Eine Konversion, also die Umstellung der Rüstungsproduktion auf die Herstellung ziviler Güter, wäre also möglich und gesellschaftlich wünschenswert, wie u.a. auch eine Resolution der Delegiertenkonferenz der IG Metall Stuttgart im September 2014 deutlich zum Ausdruck brachte: „Wir verurteilen Rüstungsproduktion und Rüstungsexporte […] Arbeitsplatzverluste in der Rüstungsindustrie sind durch Wandlung in Arbeitsplätze zur Herstellung ziviler, gesellschaftlich notwendiger Produkte zu kompensieren. Rüstungsarbeitsplätze erfordern Investitionen in teure Technologie. Für dieses Geld können in anderen Bereichen (Bildung, Gesundheit…) mehr und gesellschaftlich sinnvolle Arbeitsplätze geschaffen werden. Die Konversionsdebatte muss in den Rüstungsbetrieben nachhaltig geführt werden. Hier übernimmt die IG Metall eine aktive und steuernde Rolle.“ (13)
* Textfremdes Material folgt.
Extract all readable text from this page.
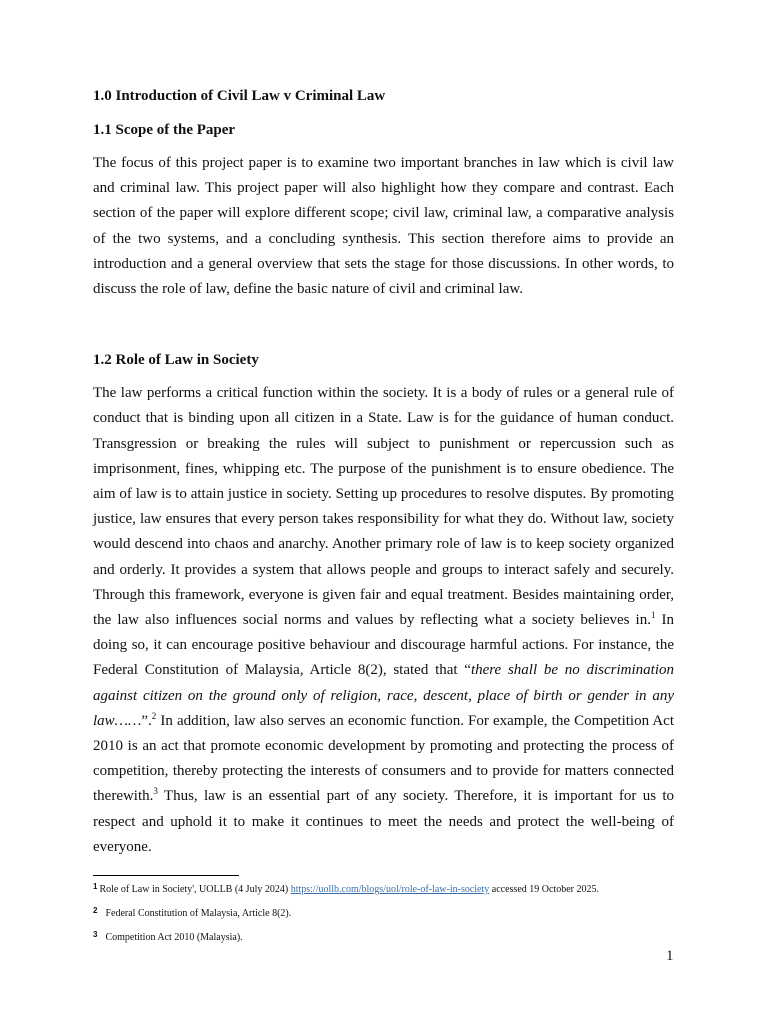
1.0 Introduction of Civil Law v Criminal Law

1.1 Scope of the Paper

The focus of this project paper is to examine two important branches in law which is civil law and criminal law. This project paper will also highlight how they compare and contrast. Each section of the paper will explore different scope; civil law, criminal law, a comparative analysis of the two systems, and a concluding synthesis. This section therefore aims to provide an introduction and a general overview that sets the stage for those discussions. In other words, to discuss the role of law, define the basic nature of civil and criminal law.

1.2 Role of Law in Society

The law performs a critical function within the society. It is a body of rules or a general rule of conduct that is binding upon all citizen in a State. Law is for the guidance of human conduct. Transgression or breaking the rules will subject to punishment or repercussion such as imprisonment, fines, whipping etc. The purpose of the punishment is to ensure obedience. The aim of law is to attain justice in society. Setting up procedures to resolve disputes. By promoting justice, law ensures that every person takes responsibility for what they do. Without law, society would descend into chaos and anarchy. Another primary role of law is to keep society organized and orderly. It provides a system that allows people and groups to interact safely and securely. Through this framework, everyone is given fair and equal treatment. Besides maintaining order, the law also influences social norms and values by reflecting what a society believes in.$^1$ In doing so, it can encourage positive behaviour and discourage harmful actions. For instance, the Federal Constitution of Malaysia, Article 8(2), stated that “there shall be no discrimination against citizen on the ground only of religion, race, descent, place of birth or gender in any law……”.$^2$ In addition, law also serves an economic function. For example, the Competition Act 2010 is an act that promote economic development by promoting and protecting the process of competition, thereby protecting the interests of consumers and to provide for matters connected therewith.$^3$ Thus, law is an essential part of any society. Therefore, it is important for us to respect and uphold it to make it continues to meet the needs and protect the well-being of everyone.

$^1$ Role of Law in Society', UOLLB (4 July 2024) https://uollb.com/blogs/uol/role-of-law-in-society accessed 19 October 2025.

$^2$ Federal Constitution of Malaysia, Article 8(2).

$^3$ Competition Act 2010 (Malaysia).

1
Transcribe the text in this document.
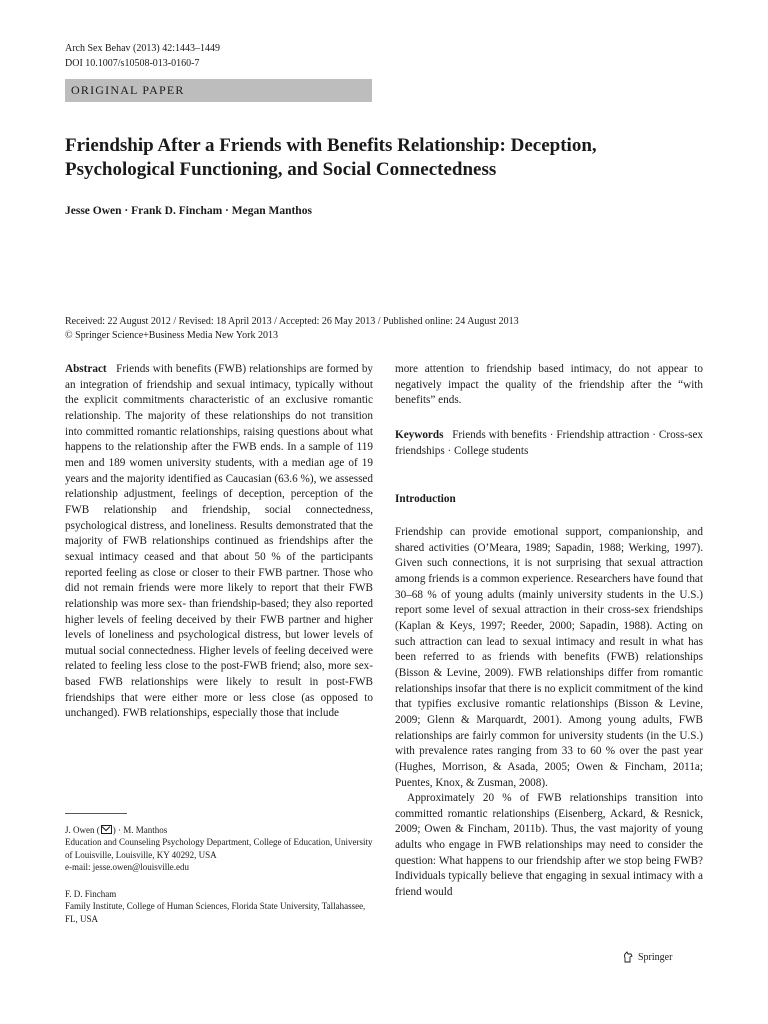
Arch Sex Behav (2013) 42:1443–1449
DOI 10.1007/s10508-013-0160-7
ORIGINAL PAPER
Friendship After a Friends with Benefits Relationship: Deception,
Psychological Functioning, and Social Connectedness
Jesse Owen · Frank D. Fincham · Megan Manthos
Received: 22 August 2012 / Revised: 18 April 2013 / Accepted: 26 May 2013 / Published online: 24 August 2013
© Springer Science+Business Media New York 2013

Abstract Friends with benefits (FWB) relationships are formed by an integration of friendship and sexual intimacy, typically without the explicit commitments characteristic of an exclusive romantic relationship. The majority of these relationships do not transition into committed romantic relationships, raising questions about what happens to the relationship after the FWB ends. In a sample of 119 men and 189 women university students, with a median age of 19 years and the majority identified as Caucasian (63.6 %), we assessed relationship adjustment, feelings of deception, perception of the FWB relationship and friendship, social connectedness, psychological distress, and loneliness. Results demonstrated that the majority of FWB relationships continued as friendships after the sexual intimacy ceased and that about 50 % of the participants reported feeling as close or closer to their FWB partner. Those who did not remain friends were more likely to report that their FWB relationship was more sex- than friendship-based; they also reported higher levels of feeling deceived by their FWB partner and higher levels of loneliness and psychological distress, but lower levels of mutual social connectedness. Higher levels of feeling deceived were related to feeling less close to the post-FWB friend; also, more sex-based FWB relationships were likely to result in post-FWB friendships that were either more or less close (as opposed to unchanged). FWB relationships, especially those that include

J. Owen ( ) · M. Manthos
Education and Counseling Psychology Department, College of Education, University of Louisville, Louisville, KY 40292, USA
e-mail: jesse.owen@louisville.edu
F. D. Fincham
Family Institute, College of Human Sciences, Florida State University, Tallahassee, FL, USA

more attention to friendship based intimacy, do not appear to negatively impact the quality of the friendship after the “with benefits” ends.

Keywords Friends with benefits · Friendship attraction · Cross-sex friendships · College students

Introduction

Friendship can provide emotional support, companionship, and shared activities (O’Meara, 1989; Sapadin, 1988; Werking, 1997). Given such connections, it is not surprising that sexual attraction among friends is a common experience. Researchers have found that 30–68 % of young adults (mainly university students in the U.S.) report some level of sexual attraction in their cross-sex friendships (Kaplan & Keys, 1997; Reeder, 2000; Sapadin, 1988). Acting on such attraction can lead to sexual intimacy and result in what has been referred to as friends with benefits (FWB) relationships (Bisson & Levine, 2009). FWB relationships differ from romantic relationships insofar that there is no explicit commitment of the kind that typifies exclusive romantic relationships (Bisson & Levine, 2009; Glenn & Marquardt, 2001). Among young adults, FWB relationships are fairly common for university students (in the U.S.) with prevalence rates ranging from 33 to 60 % over the past year (Hughes, Morrison, & Asada, 2005; Owen & Fincham, 2011a; Puentes, Knox, & Zusman, 2008).

Approximately 20 % of FWB relationships transition into committed romantic relationships (Eisenberg, Ackard, & Resnick, 2009; Owen & Fincham, 2011b). Thus, the vast majority of young adults who engage in FWB relationships may need to consider the question: What happens to our friendship after we stop being FWB? Individuals typically believe that engaging in sexual intimacy with a friend would

Springer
Woran es hier fehlt, ist allein der politische Wille. Und das hat primär mit der dritten und entscheidenden Antwort zu tun, weshalb die Rüstungsindustrie und ihre Exporte gestärkt werden sollen: Eine eigenständige Rüstungsindustrie gilt als unerlässlicher Machtfaktor eines erstrangigen weltpolitischen Akteurs. Jedwede Abhängigkeit vom Kriegsgerät anderer Länder schränkt die machtpolitische Beinfreiheit ein. Gleichzeitig steigen durch Exporte die Stückzahlen und tragen somit durch Skaleneffekte – so zumindest die Theorie – zur Senkung der Stückpreise für den „Heimverbraucher Bundeswehr“ bei – es wird also über Exporte mehr militärische Schlagkraft pro investiertem Euro generiert. (14)

Spätestens seit den Auftritten von Bundespräsident Joachim Gauck, Verteidigungsministerin Ursula von der Leyen und von Außenminister Frank-Walter Steinmeier bei der Münchner Sicherheitskonferenz 2014 will Deutschland erklärtermaßen mehr militärische „Verantwortung“ übernehmen – also machtpolitisch in der allerersten Reihe mitspielen. Und das geht eben nur, wenn man auch über eine hierfür „notwendige“ industrielle Basis verfügt, wie der „Bundesverband der Sicherheits- und Verteidigungsindustrie“ der Politik hinter die Ohren schreibt: „Die Bundesrepublik Deutschland hat sich entschieden, Verantwortung für sicherheitspolitische Aufgaben zu übernehmen und sich mit ihren Partnern für die Durchsetzung gemeinsamer Werte und Ziele einzusetzen. […] Um die genannten Aufgaben entsprechend wahrnehmen zu können, kann es in einigen Fällen militärischer Maßnahmen bedürfen […]. Nur eine eigene deutsche Sicherheits- und Verteidigungsindustrie [kann] die politisch als wichtig eingeschätzte Versorgungssicherheit der deutschen Einsatzkräfte gewährleisten und so die Handlungsfähigkeit Deutschlands sichern.“ (15)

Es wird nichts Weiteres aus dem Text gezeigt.